The reporting process to Hackerone was similar to what is seen in this Writeup, however, this Bounty was like a psychological thriller, the dreaded words researchers never want to hear:
“We don’t host ‘x’ on our name servers, looks to be owned by x."
This was bad news bears for us, this opened up another possibility - a threat actor actively exploiting the company that we had reported to.
This appeared to be spam email marketing, but why would a legitimate company be sending out these emails? The answer was simple - they didn’t know it was happening.
We then went back to the Email Marketing Application and logged in once again. After enumeration, we had uncovered that 13 separate companies DNS Nameservers were in this console - they weren’t owned by the Company we were testing on as previously expected.
It wasn’t clear what exactly they were doing, we had to put all the pieces together but a final determination was made:
Roughly 1.7+ Million Email addresses were in this Database
Roughly 5+ Million Black Hat Marketing emails had been sent out
13 separate Companies with DNS Nameservers Possibly Being Abused, and one Confirmed DNS Nameserver Abuse Case
The situation had now taken a complete shift. We had uncovered a malicious Marketing campaign running. While we have no idea how effectively this campaign was running or how many companies of the 13 were actively being exploited, we at least had confirmation that 1 was being exploited (the Company we were reporting to on Hackerone)

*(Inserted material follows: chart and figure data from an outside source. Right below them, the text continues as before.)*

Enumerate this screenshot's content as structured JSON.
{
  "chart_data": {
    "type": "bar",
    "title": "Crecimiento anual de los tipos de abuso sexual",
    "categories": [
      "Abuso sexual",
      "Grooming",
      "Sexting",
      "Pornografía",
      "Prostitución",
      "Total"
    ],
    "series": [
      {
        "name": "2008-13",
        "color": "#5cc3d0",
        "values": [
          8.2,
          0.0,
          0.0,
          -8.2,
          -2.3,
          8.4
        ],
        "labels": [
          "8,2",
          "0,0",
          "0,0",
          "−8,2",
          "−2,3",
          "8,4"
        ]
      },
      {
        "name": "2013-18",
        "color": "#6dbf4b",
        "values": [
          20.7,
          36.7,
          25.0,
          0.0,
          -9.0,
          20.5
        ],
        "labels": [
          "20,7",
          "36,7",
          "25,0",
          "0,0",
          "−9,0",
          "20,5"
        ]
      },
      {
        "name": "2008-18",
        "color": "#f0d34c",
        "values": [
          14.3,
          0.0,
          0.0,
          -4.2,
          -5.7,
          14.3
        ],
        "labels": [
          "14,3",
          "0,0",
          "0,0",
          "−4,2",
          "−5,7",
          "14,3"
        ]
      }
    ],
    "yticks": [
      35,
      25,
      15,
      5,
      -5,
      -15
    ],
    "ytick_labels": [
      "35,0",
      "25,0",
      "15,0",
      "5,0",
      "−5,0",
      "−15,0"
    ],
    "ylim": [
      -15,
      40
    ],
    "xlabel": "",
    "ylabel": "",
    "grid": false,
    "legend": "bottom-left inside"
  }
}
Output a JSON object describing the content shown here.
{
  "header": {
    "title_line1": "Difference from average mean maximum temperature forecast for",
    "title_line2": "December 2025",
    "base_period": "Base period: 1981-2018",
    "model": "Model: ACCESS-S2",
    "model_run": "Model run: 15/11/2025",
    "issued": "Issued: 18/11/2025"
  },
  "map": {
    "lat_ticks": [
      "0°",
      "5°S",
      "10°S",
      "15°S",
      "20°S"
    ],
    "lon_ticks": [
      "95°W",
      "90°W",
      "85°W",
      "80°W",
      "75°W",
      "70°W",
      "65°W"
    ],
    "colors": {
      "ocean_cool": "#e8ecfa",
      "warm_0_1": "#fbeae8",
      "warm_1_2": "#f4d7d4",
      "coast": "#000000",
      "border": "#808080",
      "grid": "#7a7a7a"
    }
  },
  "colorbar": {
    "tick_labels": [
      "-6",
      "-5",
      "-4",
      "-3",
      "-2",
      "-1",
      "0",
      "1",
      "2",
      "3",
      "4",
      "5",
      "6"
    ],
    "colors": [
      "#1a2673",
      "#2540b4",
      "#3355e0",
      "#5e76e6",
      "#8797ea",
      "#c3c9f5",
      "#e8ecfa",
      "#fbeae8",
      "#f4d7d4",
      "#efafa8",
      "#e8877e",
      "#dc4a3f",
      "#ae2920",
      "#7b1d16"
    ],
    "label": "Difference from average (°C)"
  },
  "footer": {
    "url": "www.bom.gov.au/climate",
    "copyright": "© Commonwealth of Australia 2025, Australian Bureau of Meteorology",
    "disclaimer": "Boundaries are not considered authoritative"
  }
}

Now what? We obviously had to have a conversation with the Company on Hackerone and let them know that their DNS Nameserver was misconfigured and that they were being used to send spam marketing emails to millions of people.
Mail Marketing Vendor Pays Us
The program on HackerOne only rated their part in the misconfiguration a low ($50), while we respectfully disagree with their rationale, the Mail Marketing Company ended up paying us for our findings on Bugcrowd instead, and we appreciate their kindness and understanding to their client’s security.